Rimanere umani anche dietro uno schermo

Gli strumenti digitali dell’ultimo decennio hanno cambiato profondamente le nostre vite, fornendo tante nuove incredibili opportunità ma aprendo nuovi scenari talmente dirompenti che l’intera comunità globale sta faticando ad adattarsi. Il fenomeno della polarizzazione, della riduzione del confronto vero (che non è lo scontro, ma la capacità di ascolto e soprattutto la comprensione di idee diverse) si è drasticamente ridotta, lasciando spazio quasi sempre a chi semplicemente si approccia come se dall’altra parte dello schermo non ci fossero altri esseri umani, ma entità indefinite su cui sfogare la complessità e le difficoltà quotidiane. Qualsiasi scelta può, ovviamente, prestarsi a non essere condivisa e suscitare dubbi o critiche, soprattutto se si tratta di scelte che riguardano regole da rispettare. Ma, anche se difficile, prima di emettere sentenze bisognerebbe riuscire a considerare sempre il contesto complessivo e le esigenze collettive. Non penso sia necessario provare a ricoprire un incarico come quello del sindaco (che da questo punto di vista è una delle palestre più efficaci che possano capitare) per capire che se vengono fatte alcune scelte è perché ci sono bisogni di parti della collettività che chiedono risposta. Collettività di cui peraltro tutti siamo parte.
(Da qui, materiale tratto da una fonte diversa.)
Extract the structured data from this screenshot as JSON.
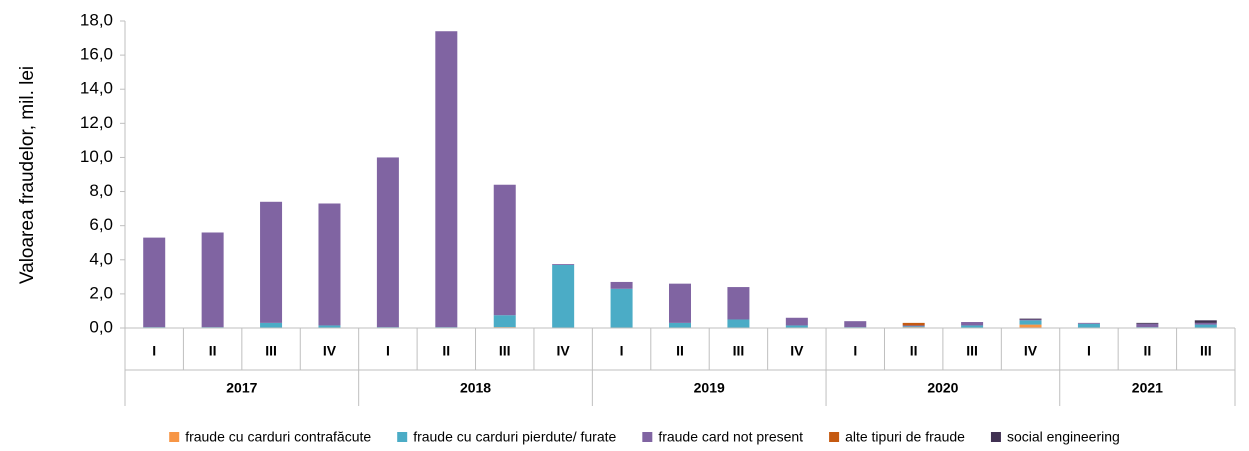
{
  "chart_data": {
    "type": "stacked_bar",
    "y_label": "Valoarea fraudelor, mil. lei",
    "groups": [
      {
        "name": "2017",
        "categories": [
          "I",
          "II",
          "III",
          "IV"
        ]
      },
      {
        "name": "2018",
        "categories": [
          "I",
          "II",
          "III",
          "IV"
        ]
      },
      {
        "name": "2019",
        "categories": [
          "I",
          "II",
          "III",
          "IV"
        ]
      },
      {
        "name": "2020",
        "categories": [
          "I",
          "II",
          "III",
          "IV"
        ]
      },
      {
        "name": "2021",
        "categories": [
          "I",
          "II",
          "III"
        ]
      }
    ],
    "series": [
      {
        "name": "fraude cu carduri contrafăcute",
        "color": "#f79646",
        "values": [
          0,
          0,
          0,
          0,
          0,
          0,
          0.05,
          0,
          0,
          0,
          0,
          0,
          0,
          0.05,
          0,
          0.2,
          0,
          0,
          0
        ]
      },
      {
        "name": "fraude cu carduri pierdute/ furate",
        "color": "#4bacc6",
        "values": [
          0.05,
          0.05,
          0.3,
          0.15,
          0.05,
          0.05,
          0.7,
          3.7,
          2.3,
          0.3,
          0.5,
          0.15,
          0.05,
          0.05,
          0.15,
          0.25,
          0.25,
          0.05,
          0.2
        ]
      },
      {
        "name": "fraude card not present",
        "color": "#8064a2",
        "values": [
          5.25,
          5.55,
          7.1,
          7.15,
          9.95,
          17.35,
          7.65,
          0.05,
          0.4,
          2.3,
          1.9,
          0.45,
          0.35,
          0.05,
          0.2,
          0.05,
          0.05,
          0.2,
          0.1
        ]
      },
      {
        "name": "alte tipuri de fraude",
        "color": "#c55a11",
        "values": [
          0,
          0,
          0,
          0,
          0,
          0,
          0,
          0,
          0,
          0,
          0,
          0,
          0,
          0.15,
          0,
          0,
          0,
          0,
          0
        ]
      },
      {
        "name": "social engineering",
        "color": "#403152",
        "values": [
          0,
          0,
          0,
          0,
          0,
          0,
          0,
          0,
          0,
          0,
          0,
          0,
          0,
          0,
          0,
          0.05,
          0,
          0.05,
          0.15
        ]
      }
    ],
    "ylim": [
      0,
      18
    ],
    "yticks": [
      {
        "value": 0,
        "label": "0,0"
      },
      {
        "value": 2,
        "label": "2,0"
      },
      {
        "value": 4,
        "label": "4,0"
      },
      {
        "value": 6,
        "label": "6,0"
      },
      {
        "value": 8,
        "label": "8,0"
      },
      {
        "value": 10,
        "label": "10,0"
      },
      {
        "value": 12,
        "label": "12,0"
      },
      {
        "value": 14,
        "label": "14,0"
      },
      {
        "value": 16,
        "label": "16,0"
      },
      {
        "value": 18,
        "label": "18,0"
      }
    ],
    "legend": "bottom"
  }
}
Noi tutti, ad esempio, a volte siamo automobilisti, a volte pedoni. A volte guidiamo da soli, a volte ci troviamo (o ci troveremo) a guidare con la responsabilità di tutelare i figli e i nipoti a bordo. Oppure ci troviamo (o ci troveremo) a pensare alla sicurezza di questi stessi figli o nipoti come pedoni o automobilisti.
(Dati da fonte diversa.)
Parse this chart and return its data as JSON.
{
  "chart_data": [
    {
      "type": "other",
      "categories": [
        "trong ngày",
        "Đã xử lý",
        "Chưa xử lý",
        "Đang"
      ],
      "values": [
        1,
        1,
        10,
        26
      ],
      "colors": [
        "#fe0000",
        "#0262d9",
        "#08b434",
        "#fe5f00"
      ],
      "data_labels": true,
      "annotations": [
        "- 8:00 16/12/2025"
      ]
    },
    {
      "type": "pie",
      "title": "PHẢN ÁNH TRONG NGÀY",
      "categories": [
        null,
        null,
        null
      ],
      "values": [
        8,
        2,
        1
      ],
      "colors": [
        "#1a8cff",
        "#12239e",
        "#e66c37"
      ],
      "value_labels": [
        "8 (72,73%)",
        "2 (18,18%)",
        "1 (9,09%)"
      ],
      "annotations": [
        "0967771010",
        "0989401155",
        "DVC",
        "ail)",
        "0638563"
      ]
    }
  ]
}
Quanto è emerso in alcune esternazioni (non tante per la verità) a seguito di alcune scelte locali, credo debba far riflettere tutti noi su come meglio poter rappresentare le proprie idee in un contesto sociale complesso, ricordando sempre che negli adulti c’è una responsabilità in più: quello dell’esempio alle nuove generazioni.